Quantifying hearing acuity is increasingly important across a wide range of research areas in the behavioral and neurosciences. Scientists have relied on either self-reported hearing status or the availability of diagnostic hearing assessment in past studies. There remains a need for a valid and reliable assessment of auditory sensitivity that can provide estimates of the magnitude of hearing loss, if present, without requirements for professional audiologists, facilities, and equipment that are needed to conduct a diagnostic hearing assessment. The goal of this experiment was to validate the NIH Toolbox® Hearing Threshold Test (HTT), a tablet-based hearing assessment available via iPad application that uses consumer-grade headphones, on a clinical sample of children and adults with varying degrees of hearing acuity.

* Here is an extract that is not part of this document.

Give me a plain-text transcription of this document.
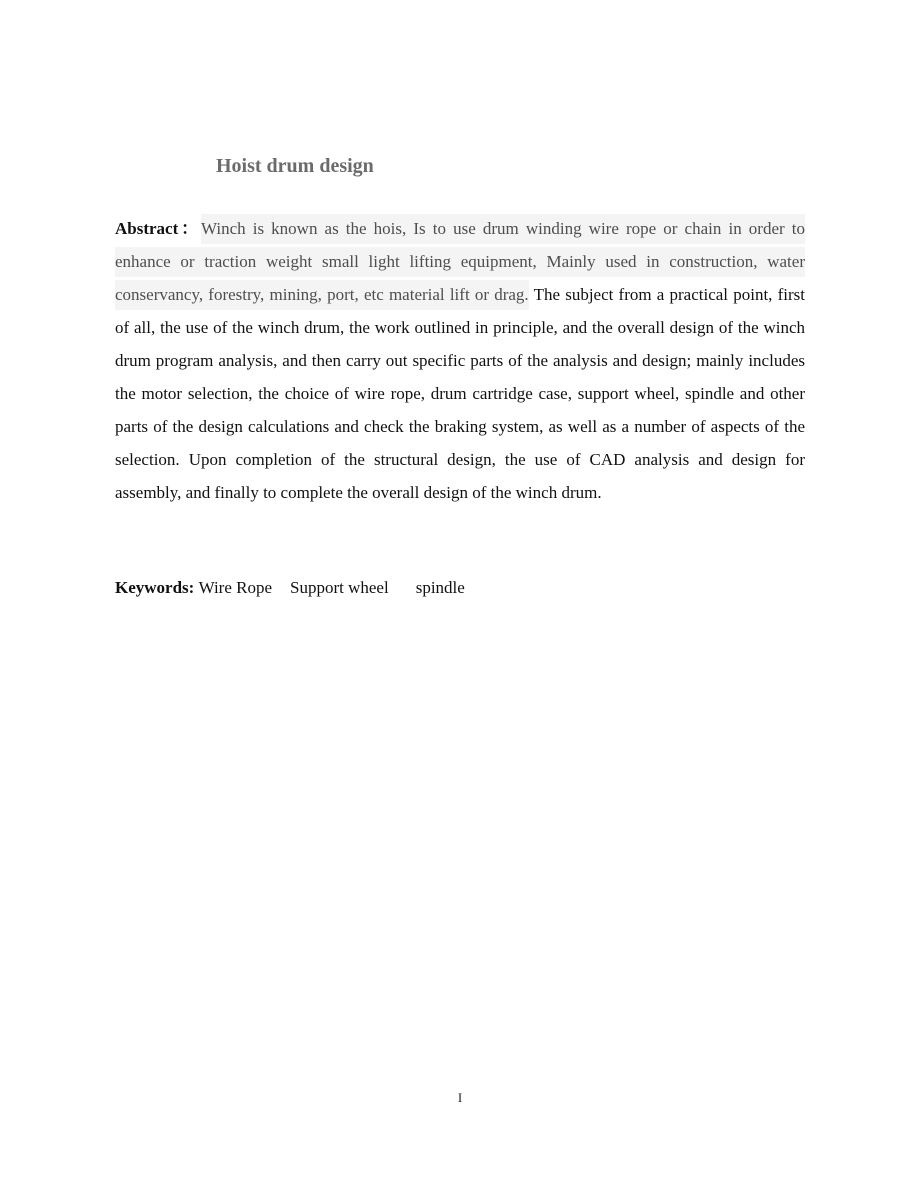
Hoist drum design

Abstract：Winch is known as the hois, Is to use drum winding wire rope or chain in order to enhance or traction weight small light lifting equipment, Mainly used in construction, water conservancy, forestry, mining, port, etc material lift or drag. The subject from a practical point, first of all, the use of the winch drum, the work outlined in principle, and the overall design of the winch drum program analysis, and then carry out specific parts of the analysis and design; mainly includes the motor selection, the choice of wire rope, drum cartridge case, support wheel, spindle and other parts of the design calculations and check the braking system, as well as a number of aspects of the selection. Upon completion of the structural design, the use of CAD analysis and design for assembly, and finally to complete the overall design of the winch drum.

Keywords: Wire Rope Support wheel spindle

I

Electroacoustic analysis of the hearing assessment application and headphones demonstrated acoustic outputs within established conformity standards for hearing assessment. Twenty-seven children and 63 adults participated in a standard diagnostic hearing assessment and the experimental tablet-based assessment. The results showed that thresholds from the tablet-based assessment were highly correlated with thresholds from the clinical hearing assessment (r = .83-.93) for children and adults for all frequencies and across a range of levels of hearing acuity. The HTT also met clinical test-retest reliability standards (Cronbach's α > .86). The tablet-based hearing assessment provides acceptable estimates of hearing levels for children and adults when diagnostic audiometric assessment capabilities are not available.